A antropóloga, consultora de sites de relacionamento, não recomenda fotos com golfinhos nos perfis e diz que as mulheres desanimam com imagens de homens seminus no banheiro

Por Nathalia Watkins 6 mar 2015, 19h21

A modernidade tecnológica revolucionou a busca por uma companhia. Se antes um solteiro raramente conseguia marcar um primeiro encontro a dois, hoje é possível ter um a cada semana, ou mais, dependendo somente da agilidade dos dedos na tela de celular. Contudo, sites de relacionamento como Par Perfeito, Match.com e aplicativos como Tinder e OkCupid também podem disseminar a ideia de que o amor é jogo sem fim. Em vez de aproximar pessoas, podem afastá-las. Essa é a opinião da antropóloga americana Helen Fisher, pesquisadora da Universidade de Rutgers, de Nova Jersey, e considerada uma das maiores autoridades em comportamento. Helen escreveu cinco livros sobre a evolução e futuro da sexualidade humana, monogamia, adultério e química da atração. Ela deu entrevista a VEJA por telefone, de Nova York.
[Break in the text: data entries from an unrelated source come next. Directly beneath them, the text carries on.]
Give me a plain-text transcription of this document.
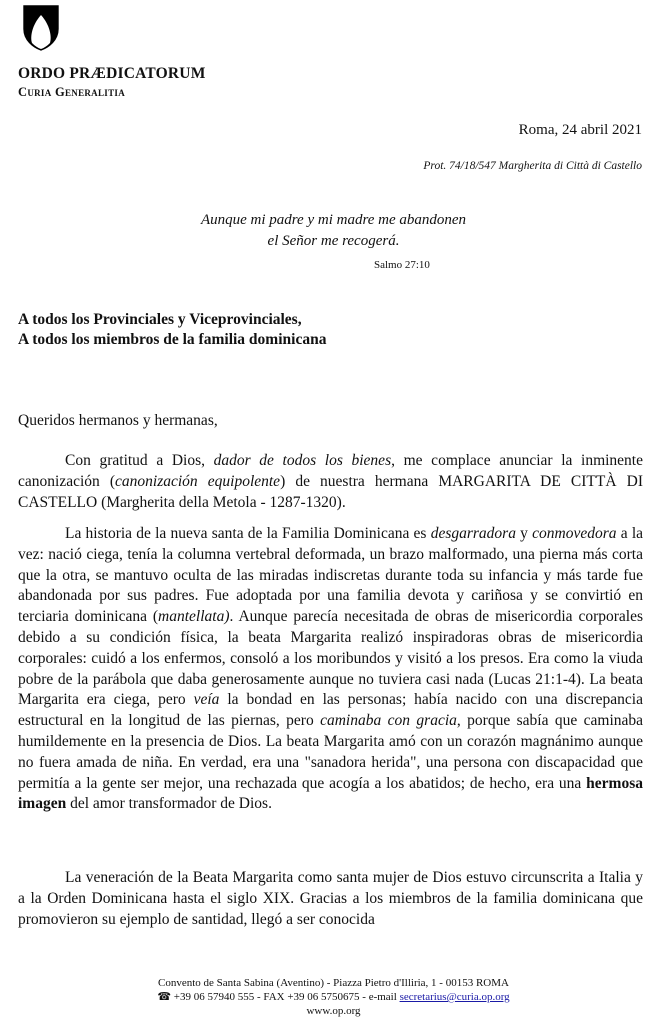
ORDO PRÆDICATORUM
Curia Generalitia
Roma, 24 abril 2021
Prot. 74/18/547 Margherita di Città di Castello
Aunque mi padre y mi madre me abandonen
el Señor me recogerá.
Salmo 27:10
A todos los Provinciales y Viceprovinciales,
A todos los miembros de la familia dominicana
Queridos hermanos y hermanas,

Con gratitud a Dios, dador de todos los bienes, me complace anunciar la inminente canonización (canonización equipolente) de nuestra hermana MARGARITA DE CITTÀ DI CASTELLO (Margherita della Metola - 1287-1320).

La historia de la nueva santa de la Familia Dominicana es desgarradora y conmovedora a la vez: nació ciega, tenía la columna vertebral deformada, un brazo malformado, una pierna más corta que la otra, se mantuvo oculta de las miradas indiscretas durante toda su infancia y más tarde fue abandonada por sus padres. Fue adoptada por una familia devota y cariñosa y se convirtió en terciaria dominicana (mantellata). Aunque parecía necesitada de obras de misericordia corporales debido a su condición física, la beata Margarita realizó inspiradoras obras de misericordia corporales: cuidó a los enfermos, consoló a los moribundos y visitó a los presos. Era como la viuda pobre de la parábola que daba generosamente aunque no tuviera casi nada (Lucas 21:1-4). La beata Margarita era ciega, pero veía la bondad en las personas; había nacido con una discrepancia estructural en la longitud de las piernas, pero caminaba con gracia, porque sabía que caminaba humildemente en la presencia de Dios. La beata Margarita amó con un corazón magnánimo aunque no fuera amada de niña. En verdad, era una "sanadora herida", una persona con discapacidad que permitía a la gente ser mejor, una rechazada que acogía a los abatidos; de hecho, era una hermosa imagen del amor transformador de Dios.

La veneración de la Beata Margarita como santa mujer de Dios estuvo circunscrita a Italia y a la Orden Dominicana hasta el siglo XIX. Gracias a los miembros de la familia dominicana que promovieron su ejemplo de santidad, llegó a ser conocida

Convento de Santa Sabina (Aventino) - Piazza Pietro d'Illiria, 1 - 00153 ROMA
☎ +39 06 57940 555 - FAX +39 06 5750675 - e-mail secretarius@curia.op.org
www.op.org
Como a senhora avalia os sites de relacionamento? Tanto eles como os aplicativos de celulares oferecem a gente de todas as idades a oportunidade de conhecer uma ampla gama de indivíduos. Esse avanço tecnológico tem dois lados. O positivo é que ajudou e deu esperança a muitos, com entre 30 e 80 anos, que já não têm paciência ou disposição de sair à procura de alguém. Eu, por exemplo, já sou velha. Estou nos meus 60. Não vou conhecer um homem em um bar. Também não vou até lá na expectativa de que alguém vá falar comigo. Considerando que no mundo hoje o índice de divórcio é altíssimo e que as pessoas voltam a ficar solteiras o tempo todo, há muita gente na mesma situação que a minha e que, por essa razão, poderia se beneficiar desses sites e aplicativos.

Qual é o lado negativo deles? Quando alguém sente que existe um amplo leque de opções, acaba não escolhendo nenhuma. É comum que o indivíduo que utiliza esses sites ou programas fique sobrecarregado e comece a pensar que pode encontrar algo melhor mais adiante. Ele fica mais exigente e, com isso, acaba ficando sozinho. Minha dica é, depois de conhecer nove pessoas pela internet, tente-se investir um pouco mais em pelo menos uma delas. A não ser que a pessoa realmente não tenha o menor interesse em nenhuma das opções, o ideal é encontrar-se com uma delas e buscar um relacionamento mais profundo. Os cientistas dizem que, quanto mais se conhece alguém, mais gosta-se dessa pessoa e é possível sentir uma identificação maior com o tempo. Quando os nosso entrevistadores perguntaram aos americanos se eles já se apaixonaram por alguém que, inicialmente, não achavam atraentes, cerca de 35% responderam que sim. Portanto, meu conselho é tomar cuidado com a sensação de que sempre alternativas melhores. A busca por um parceiro não pode ser uma coisa sem fim. É preciso tentar algum envolvimento de vez em quando.

Por que deve-se aprofundar um relacionamento a cada nove pessoas que se conhece? Costumo sugerir esse número por uma razão meio esquisita. Uma vez li um artigo científico de um matemático que estudou os participantes em uma festa. O texto dizia que, após conhecer nove de 100 participantes, matematicamente, já se fez contato com todos os tipos de gente naquele lugar. Depois de nove papos, um convidado já teria conhecido o “engraçado”, o “ambicioso”, o “artístico”, o “tradicional”, o “empolgante”, o “estável” etc. Um desses provavelmente se encaixaria no tipo de parceiro que pode dar certo em um relacionamento. A regra que vale para uma festa também vale para os sites. Não pode-se ficar saindo com uma pessoa diferente por noite, mês após mês. Quem fizer isso ficará preso em um ciclo infindável.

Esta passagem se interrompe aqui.